From: The epidemiology ontology: an ontology for the semantic annotation of epidemiological resources

Class label

Textual definition

Epidemiological parameter

A parameter describing an epidemiological entity or event.

Demographic parameter

A parameter describing a demographic characteristic.

Incidence rate

The rate at which new events occur in a population. The numerator is the number of new events that occur in a defined period or other physical span. The denominator is the population at risk of experiencing the event during this period, sometimes expressed as person-time; it may instead be in other units, such as passenger-miles.

Net reproductive rate

In infectious disease epidemiology, the average number of secondary cases that will occur in a mixed host population of susceptibles and nonsusceptibles when one infected individual is introduced.

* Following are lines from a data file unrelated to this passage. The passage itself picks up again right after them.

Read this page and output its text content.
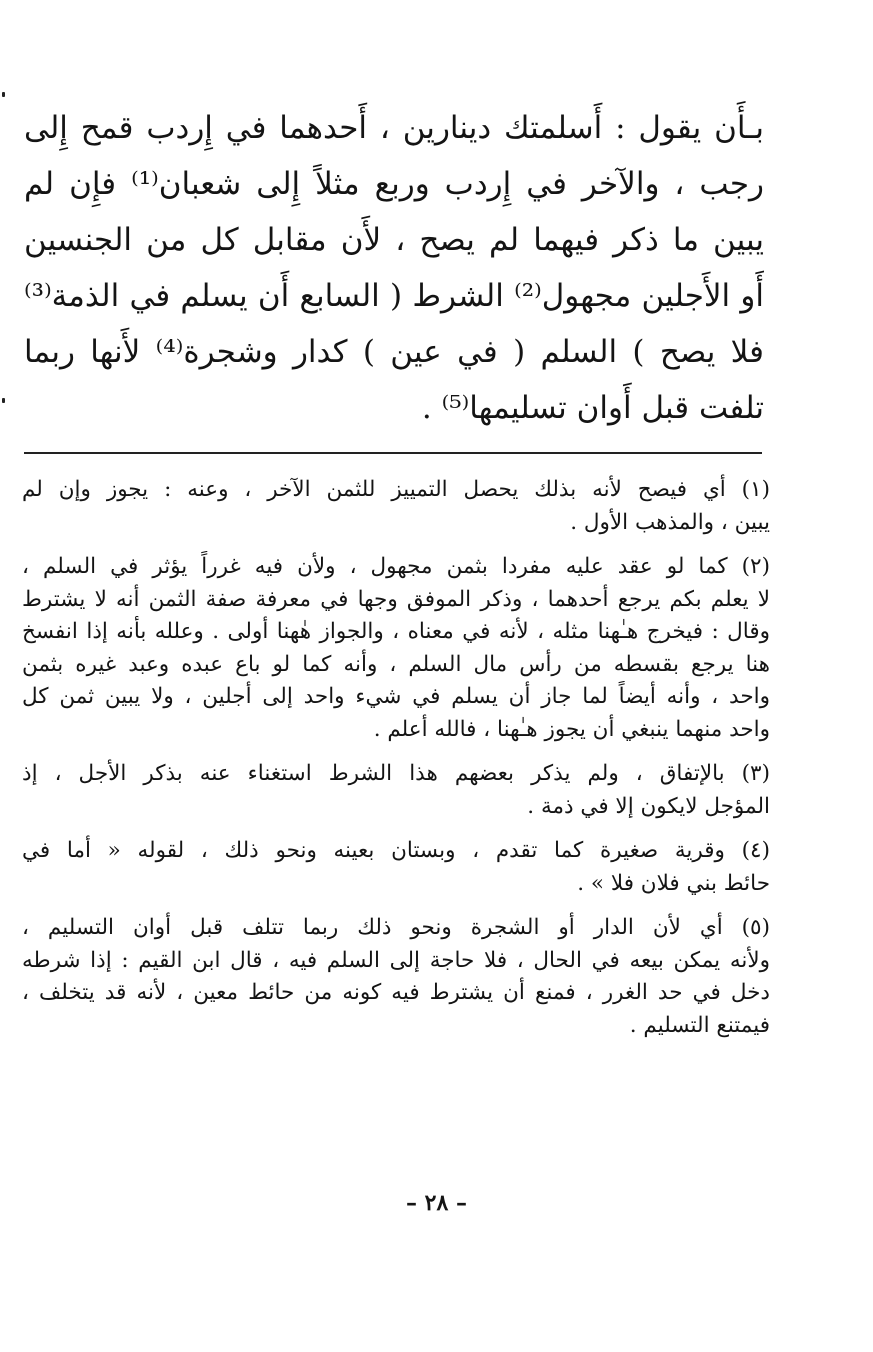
بـأَن يقول : أَسلمتك دينارين ، أَحدهما في إِردب قمح إِلى
رجب ، والآخر في إِردب وربع مثلاً إِلى شعبان⁽¹⁾ فإِن لم
يبين ما ذكر فيهما لم يصح ، لأَن مقابل كل من الجنسين
أَو الأَجلين مجهول⁽²⁾ الشرط ( السابع أَن يسلم في الذمة⁽³⁾
فلا يصح ) السلم ( في عين ) كدار وشجرة⁽⁴⁾ لأَنها ربما
تلفت قبل أَوان تسليمها⁽⁵⁾ .
(١) أي فيصح لأنه بذلك يحصل التمييز للثمن الآخر ، وعنه : يجوز وإن لم
يبين ، والمذهب الأول .
(٢) كما لو عقد عليه مفردا بثمن مجهول ، ولأن فيه غرراً يؤثر في السلم ،
لا يعلم بكم يرجع أحدهما ، وذكر الموفق وجها في معرفة صفة الثمن أنه لا يشترط
وقال : فيخرج هـٰهنا مثله ، لأنه في معناه ، والجواز هٰهنا أولى . وعلله بأنه إذا انفسخ
هنا يرجع بقسطه من رأس مال السلم ، وأنه كما لو باع عبده وعبد غيره بثمن
واحد ، وأنه أيضاً لما جاز أن يسلم في شيء واحد إلى أجلين ، ولا يبين ثمن كل
واحد منهما ينبغي أن يجوز هـٰهنا ، فالله أعلم .
(٣) بالإتفاق ، ولم يذكر بعضهم هذا الشرط استغناء عنه بذكر الأجل ، إذ
المؤجل لايكون إلا في ذمة .
(٤) وقرية صغيرة كما تقدم ، وبستان بعينه ونحو ذلك ، لقوله « أما في
حائط بني فلان فلا » .
(٥) أي لأن الدار أو الشجرة ونحو ذلك ربما تتلف قبل أوان التسليم ،
ولأنه يمكن بيعه في الحال ، فلا حاجة إلى السلم فيه ، قال ابن القيم : إذا شرطه
دخل في حد الغرر ، فمنع أن يشترط فيه كونه من حائط معين ، لأنه قد يتخلف ،
فيمتنع التسليم .
– ٢٨ –
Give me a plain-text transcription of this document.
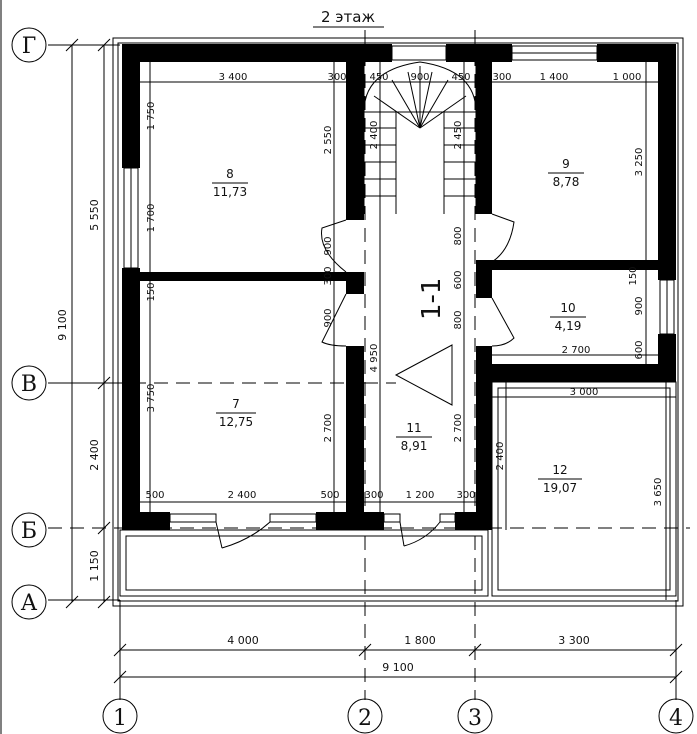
2 этаж
Г
В
Б
А
1	2	3	4
5 550
2 400
1 150
9 100
4 000	1 800	3 300
9 100
1-1
3 400	300 450 900 450 300	1 400	1 000
1 750
1 700
150
2 550	2 400	2 450
900
300
900
800
600
800
4 950
3 250
150
900
600
2 700
3 000
2 400
3 650
3 750
2 700	2 700
500	2 400	500 300 1 200 300
8
11,73
9
8,78
10
4,19
7
12,75	11
8,91
12
19,07
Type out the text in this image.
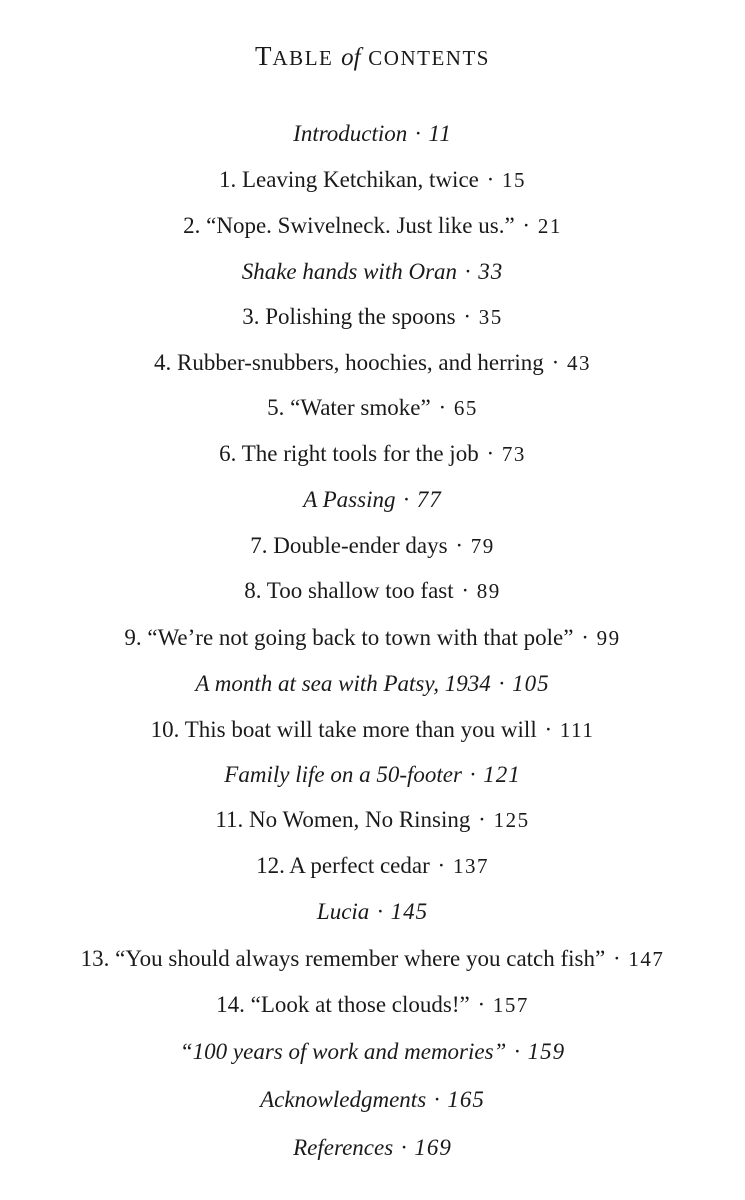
TABLE of CONTENTS
Introduction · 11
1. Leaving Ketchikan, twice · 15
2. “Nope. Swivelneck. Just like us.” · 21
Shake hands with Oran · 33
3. Polishing the spoons · 35
4. Rubber-snubbers, hoochies, and herring · 43
5. “Water smoke” · 65
6. The right tools for the job · 73
A Passing · 77
7. Double-ender days · 79
8. Too shallow too fast · 89
9. “We’re not going back to town with that pole” · 99
A month at sea with Patsy, 1934 · 105
10. This boat will take more than you will · 111
Family life on a 50-footer · 121
11. No Women, No Rinsing · 125
12. A perfect cedar · 137
Lucia · 145
13. “You should always remember where you catch fish” · 147
14. “Look at those clouds!” · 157
“100 years of work and memories” · 159
Acknowledgments · 165
References · 169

Its relationship to the basic reproductive rate (R0) is given by R = R0x, where x is the proportion of the host population that is susceptible.

Basic reproductive rate

A measure of the number of infections produced, on average, by an infected individual in the early stages of an epidemic, when virtually all contacts are susceptible.

Attack rate

The proportion of a group that experiences the outcome under study over a given period (e.g., the period of an epidemic). This “rate” Â can be determined empirically by identifying clinical cases and/or by means of seroepidemiology. It also applies in noninfectious settings (e.g., mass poisonings). Because its time dimension is uncertain or arbitrarily decided, it should probably not be described as a rate.

Birth rate

A summary rate based on the number of live births in a population over a given period, usually 1 year.

Total fertility rate

The average number of children that would be born per woman if all women lived to the end of their childbearing years and bore children according to a given set of age-specific fertility rates. It is computed by summing the age-specific fertility rates for all ages and multiplying by the interval into which the ages are grouped. The TFR is an important fertility measure, providing the most accurate answer to the question “How many children does a woman have on average”.

Net reproduction rate

The average number of female children born per woman in a cohort subject to a given set of age-specific fertility rates, a given set of age specific mortality rates, and a given sex ratio at birth. This rate measures replacement fertility under given conditions of fertility and mortality: it is the ratio of daughters to mothers assuming continuation of the specified conditions of fertility and mortality. It is a measure of population growth from one generation to another under constant conditions. This rate is similar to the gross reproduction rate but takes into account that some women will die before completing their childbearing years. An NRR of 1.00 means that each generation of mothers is having exactly enough daughters to replace itself in the population.